Pria yang merupakan anak pertama pegiat situs Semedo, Dakri itu, mengaku sempat mendapatkan informasi tentang adanya pasar gaib di desanya. Kendati dirinya belum melihat langsung pasar Pilang Kerep tersebut, namun beberapa cerita meyakinkannya adanya pasar gaib di desanya. Ia mengisahkan, ada seorang peziarah yang hendak ke Makam Mbah Semedo pada tahun 2005. Peziarah asal Brebes itu bercerita bahwa pada suatu malam hendak menuju makam Mbah Semedo. Karena kehabisan rokok, maka peziarah itu mencari warung rokok. Namun, setelah berkeliling tidak ada yang buka. Saat akan melanjutkan perjalanan menuju makam Mbah Semedo, peziarah itu melihat adanya toko besar yang masih melayani pembeli.

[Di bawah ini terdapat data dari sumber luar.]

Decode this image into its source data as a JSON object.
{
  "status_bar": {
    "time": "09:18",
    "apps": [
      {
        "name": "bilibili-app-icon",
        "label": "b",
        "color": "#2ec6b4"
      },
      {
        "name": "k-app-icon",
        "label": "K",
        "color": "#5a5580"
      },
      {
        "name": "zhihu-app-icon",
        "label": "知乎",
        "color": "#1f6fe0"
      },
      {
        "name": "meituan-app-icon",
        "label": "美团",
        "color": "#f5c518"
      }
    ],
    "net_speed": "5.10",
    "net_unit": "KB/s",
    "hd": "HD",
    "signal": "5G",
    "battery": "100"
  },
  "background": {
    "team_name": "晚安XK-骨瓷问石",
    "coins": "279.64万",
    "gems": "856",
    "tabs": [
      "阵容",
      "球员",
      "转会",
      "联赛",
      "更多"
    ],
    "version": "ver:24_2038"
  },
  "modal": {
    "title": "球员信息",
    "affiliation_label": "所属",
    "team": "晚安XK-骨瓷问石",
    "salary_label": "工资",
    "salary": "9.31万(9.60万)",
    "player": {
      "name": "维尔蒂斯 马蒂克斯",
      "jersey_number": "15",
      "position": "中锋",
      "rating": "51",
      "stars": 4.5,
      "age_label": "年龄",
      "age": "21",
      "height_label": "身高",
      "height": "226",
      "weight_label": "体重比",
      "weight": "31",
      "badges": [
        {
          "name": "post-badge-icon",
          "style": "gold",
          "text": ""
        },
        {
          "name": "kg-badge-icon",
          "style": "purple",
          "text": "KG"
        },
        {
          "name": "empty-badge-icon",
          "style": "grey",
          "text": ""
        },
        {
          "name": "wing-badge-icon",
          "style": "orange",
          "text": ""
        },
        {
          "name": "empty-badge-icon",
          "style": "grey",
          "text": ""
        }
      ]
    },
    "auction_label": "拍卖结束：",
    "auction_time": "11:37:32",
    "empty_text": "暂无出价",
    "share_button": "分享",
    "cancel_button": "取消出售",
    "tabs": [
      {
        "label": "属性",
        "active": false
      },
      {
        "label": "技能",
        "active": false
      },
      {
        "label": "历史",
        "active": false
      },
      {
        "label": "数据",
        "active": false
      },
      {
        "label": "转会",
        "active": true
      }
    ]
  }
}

“Katanya orang ini sempat beli rokok, dan uang kembalinya juga asli,” ujarnya.
Orang tersebut, kata Sisworo, melihat beberapa toko besar yang cukup modern. Pria tersebut juga merasa heran, namun tidak dipedulikannya. Lokasi pasar gaib tersebut berada di tanah lapang sebelah gerbang masuk Desa Semedo. Peristiwa itu membuat Sisworo mengaitkan dengan dongeng-dongeng orang terdahulu yang meyakini adanya pasar gaib, bahwa pasar itu dinamai Pilang Kerep.

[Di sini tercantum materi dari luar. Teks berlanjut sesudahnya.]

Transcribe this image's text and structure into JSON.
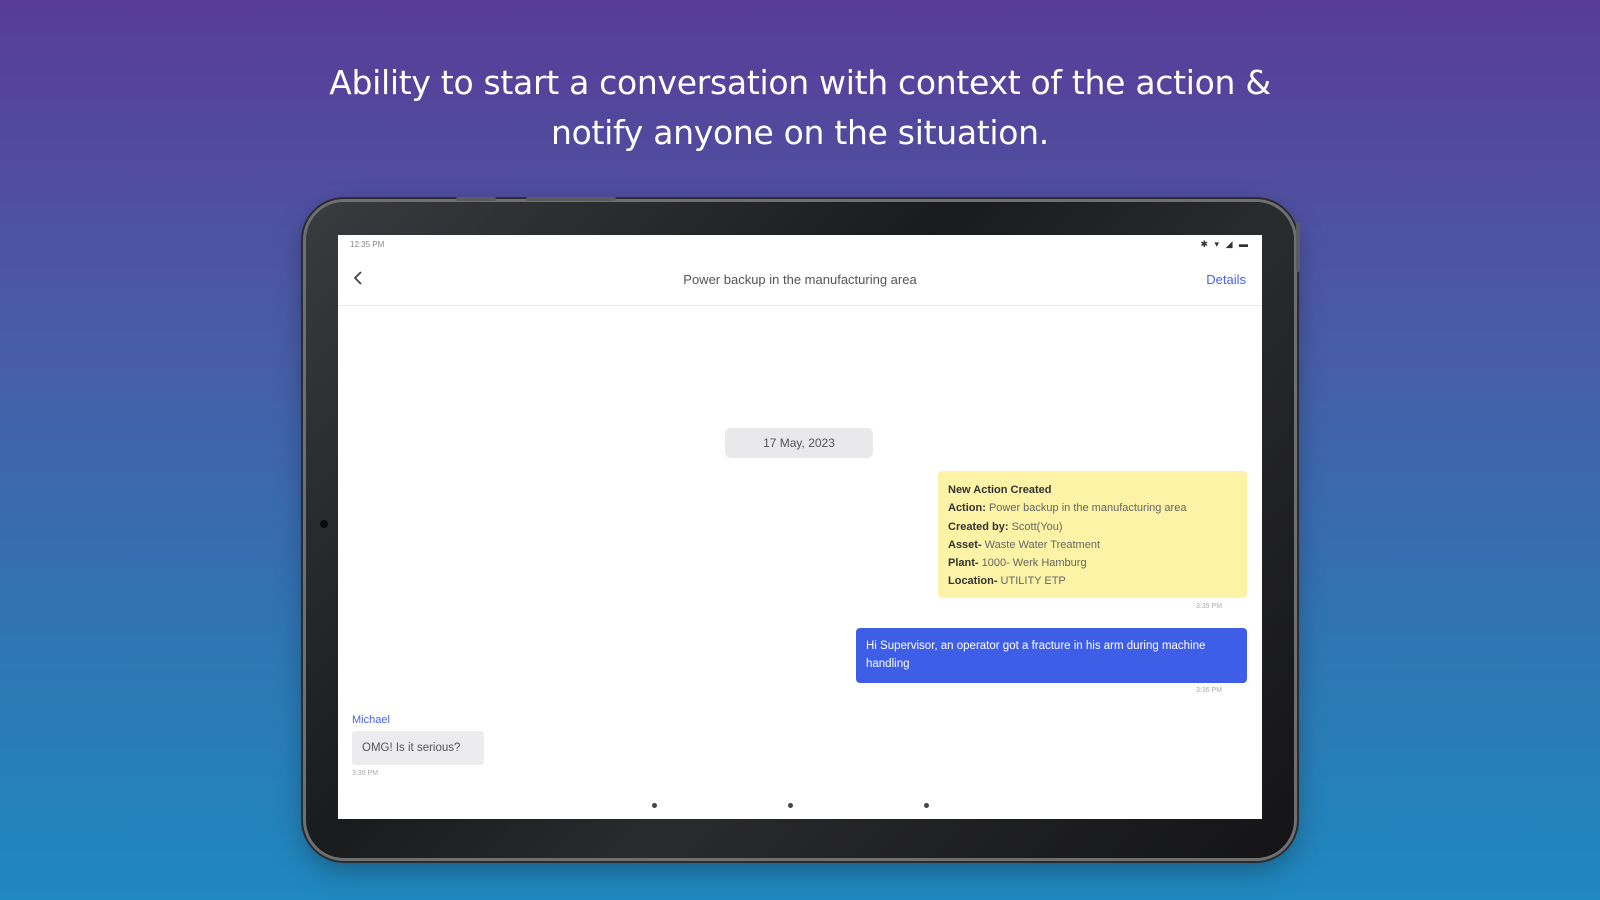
{
  "headline": {
    "line1": "Ability to start a conversation with context of the action &",
    "line2": "notify anyone on the situation."
  },
  "status_bar": {
    "time": "12:35 PM",
    "icons": "✱ ▾ ◢ ▬"
  },
  "top_bar": {
    "back_icon": "chevron-left-icon",
    "title": "Power backup in the manufacturing area",
    "details_label": "Details"
  },
  "conversation": {
    "date": "17 May, 2023",
    "action_card": {
      "heading": "New Action Created",
      "rows": [
        {
          "label": "Action:",
          "value": " Power backup in the manufacturing area"
        },
        {
          "label": "Created by:",
          "value": " Scott(You)"
        },
        {
          "label": "Asset-",
          "value": " Waste Water Treatment"
        },
        {
          "label": "Plant-",
          "value": " 1000- Werk Hamburg"
        },
        {
          "label": "Location-",
          "value": " UTILITY ETP"
        }
      ],
      "time": "3:35 PM"
    },
    "outgoing_message": {
      "text": "Hi Supervisor, an operator got a fracture in his arm during machine handling",
      "time": "3:36 PM"
    },
    "incoming_message": {
      "sender": "Michael",
      "text": "OMG! Is it serious?",
      "time": "3:36 PM"
    }
  },
  "colors": {
    "accent": "#4a63e0",
    "outgoing_bubble": "#3e5ee8",
    "action_card": "#fdf3a6",
    "incoming_bubble": "#ececee"
  }
}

“Pilang Kerep itu artinya datang dan pergi atau kadang ada dan kadang tidak ada,” katanya.
Sisworo memaknai adanya pasar gaib lain dengan warga kebanyakan. Perkataan Mbah Semedo yang menyampaikan pada akhir zaman, Semedo akan menjadi kota atau pasar besar, dimaknai Sisworo dengan berdirinya Museum Semedo. Ada juga mitos bahwa orang yang datang ke Semedo harus berprilaku baik. Ia mengartikan bahwa orang yang datang ke Semedo akan mendapatkan kebaikan, berupa ilmu pengetahuan tentang adanya situs purbakala.
“Ada juga mitos bahwa Semedo akan menjadi pusat penjualan Abu Putih. Saya artikan bahwa Semedo menjual ilmu pengetahuan atau tulang sisa kehidupan,” beber Sisworo yang juga menjadi staf kebersihan di Museum Semedo itu.
Sisworo melihat mitos-mitos tersebut menjadi peluang bagi masyarakat Semedo. Ia menggagas berdirinya Pasar Pilang Kerep yang buka sejak 2021 lalu. Pada saat itu, pembukaan Pasar Pilang Kerep sebelum Museum Semedo dibuka. Awalnya, hanya empat pedagang yang berjualan. Namun, berkembang pasar, saat ini telah mencapai 60 pedagang.
“Nama Pilang Kerep sempat diprotes warga, karena dinilai menyalahi mitos leluhur. Akhirnya, nama pasar ini dirubah menjadi Pasar Langgeng. Tujuannya agar pasar ini bisa terus ada dan berkembang pesat,” harap Sisworo.
Hingga kini, lanjut dia, Pasar Langgeng selalu ramai di kunjungi ratusan warga dari Brebes, Tegal, Pemalang dan sekitarnya. Pasar hanya buka setiap hari Minggu mulai pukul 06.00 sampai Pukul 11.00. Pasar Langgeng menjual makanan khas pedesaan dan hasil bumi warga Semedo dan sekitarnya. Perputaran uang di pasar tersebut cukup tinggi. Tiap pedagang bisa bertransaksi antara Rp 500 ribu dan Rp 2,5 juta.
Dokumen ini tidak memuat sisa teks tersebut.